To make the correction for the contribution of 185.7 keV gamma rays from 235U to the counting region for the 186.2 keV gamma rays from 226Ra, you must know the fractional amount of 235U among all the uranium in the sample. For natural uranium it is commonly assumed that 235U is present to the atom fraction of 0.0072 among all the uranium, 0.99275 being the atom fraction of 238U in “natural” uranium. While these fractions are typical, depending on the origin of the samples of concern, there may be variations in the relative fractions of 235U and 238U. Here is a link to a paper from the Idaho Environmental and Engineering Laboratory. Attachment 1 near the end of the paper describes the 235U correction for samples containing natural uranium with a given nominal percentage of 235U.

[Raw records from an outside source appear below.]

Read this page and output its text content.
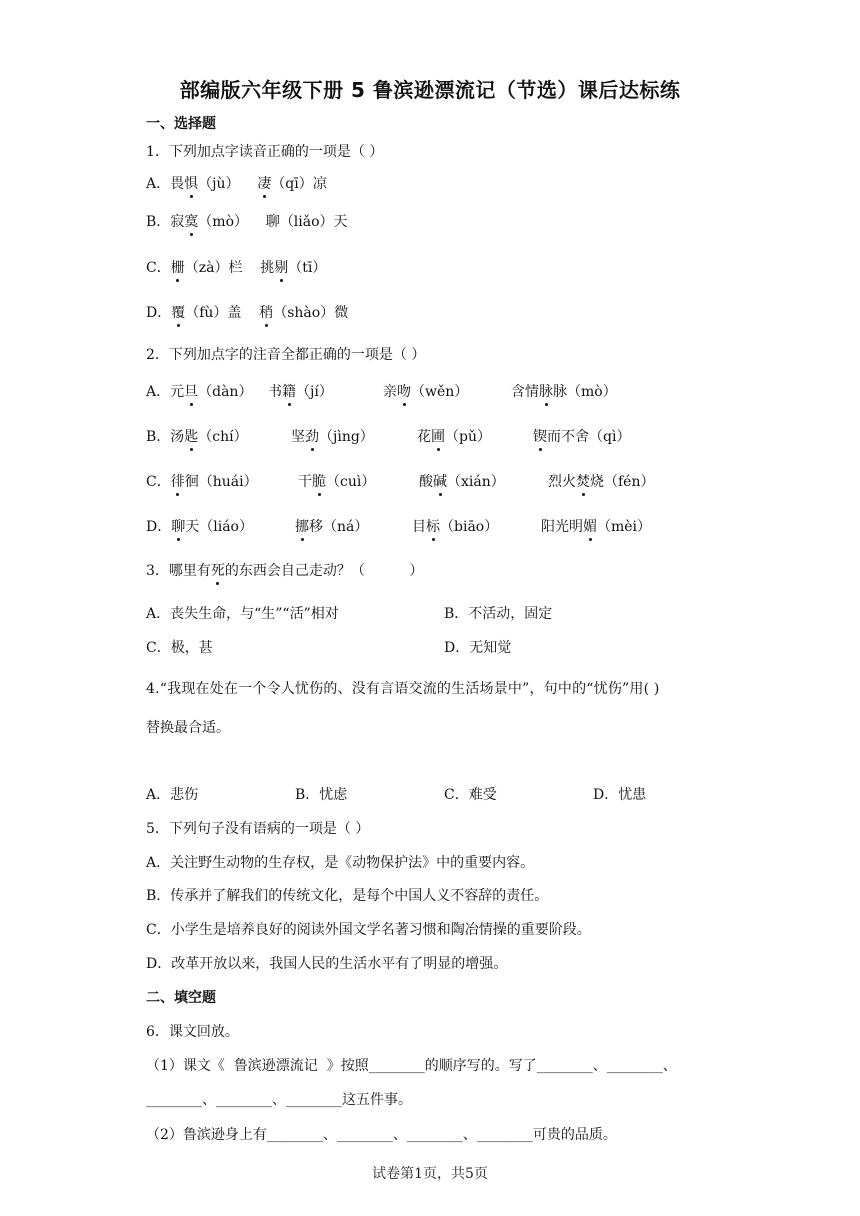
部编版六年级下册 5 鲁滨逊漂流记（节选）课后达标练
一、选择题
1．下列加点字读音正确的一项是（ ）
A．畏惧（jù）    凄（qī）凉
B．寂寞（mò）    聊（liǎo）天
C．栅（zà）栏    挑剔（tī）
D．覆（fù）盖    稍（shào）微
2．下列加点字的注音全都正确的一项是（ ）
A．元旦（dàn） 书籍（jí）	亲吻（wěn）	含情脉脉（mò）
B．汤匙（chí）	坚劲（jìng）	花圃（pǔ）	锲而不舍（qì）
C．徘徊（huái）	干脆（cuì）	酸碱（xián）	烈火焚烧（fén）
D．聊天（liáo）	挪移（ná）	目标（biāo）	阳光明媚（mèi）
3．哪里有死的东西会自己走动？（          ）
A．丧失生命，与“生”“活”相对	B．不活动，固定
C．极，甚	D．无知觉
4.“我现在处在一个令人忧伤的、没有言语交流的生活场景中”，句中的“忧伤”用( )
替换最合适。
A．悲伤	B．忧虑	C．难受	D．忧患
5．下列句子没有语病的一项是（ ）
A．关注野生动物的生存权，是《动物保护法》中的重要内容。
B．传承并了解我们的传统文化，是每个中国人义不容辞的责任。
C．小学生是培养良好的阅读外国文学名著习惯和陶冶情操的重要阶段。
D．改革开放以来，我国人民的生活水平有了明显的增强。
二、填空题
6．课文回放。
（1）课文《  鲁滨逊漂流记  》按照________的顺序写的。写了________、________、
________、________、________这五件事。
（2）鲁滨逊身上有________、________、________、________可贵的品质。
试卷第1页，共5页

The 186 keV gamma ray energy region is limited to rather few radionuclides, 226Ra and 235U being the only significant naturally occurring ones. There are a handful of manmade radionuclides that emit gamma rays around this energy, but they are not nuclides one would expect to find in typical beach sand.
As you are aware, the 238U decay chain includes several high-energy gamma rays, especially those from the 214Pb-Bi progeny. These contribute Compton-scattered photons that result in a continuum of counts under the 186 keV photopeak. You should be sure that whatever software you are using to perform the gamma ray pulse height analysis routines is performing adequately to subtract the Compton continuum counts from the region of interest. Also confirm that the region of interest includes most of the photopeak in the region of interest, but do not make the region of interest overly wide so as to avoid extraneous contributions to the photopeak region. This is usually not a problem if you are using well-tested and accepted gamma ray spectrometry software.
One notable potential interference that I am aware of might occur in some samples that contain measurable 137Cs. Cesium-137, a fission product produced in abundance when atmospheric bomb testing was popular, is present in many environmental samples. Some regions contaminated by specific accidental releases, such as those associated with the Chernobyl incident, may have much higher environmental levels than other areas farther away from the vicinity of deposition resulting from the incident. In samples of notable 137Cs contamination it is possible that 662 keV photons emitted by 137mBa, the daughter of 137Cs, may contribute to counts in the 186 keV region of interest by way of backscattered photons that are produced in the sample and find their way to the detector. The Compton-scattered photon energy, Es, is given by
Es = Eg/[1+(Eg/0.511)(1 – cos T )]
where Eg is the initial gamma energy, and T is the scattering angle. For T = 180o and Eg = 0.662 MeV, Es = 0.1843 MeV. The backscatter peak includes energy deposition associated with photons scattered over a range of angles close to 180o and is rather broad and may contribute counts to the analytical 186 keV region of interest.
There are other possible sources of elevated counts in the region of interest, but they generally require the presence of unlikely radionuclides and involve processes such as sum peaks associated with the simultaneous measurement of two or more gamma rays and/or x-rays whose energies sum to about 186 keV. These do not warrant further speculation here.
I hope this discussion is helpful to you.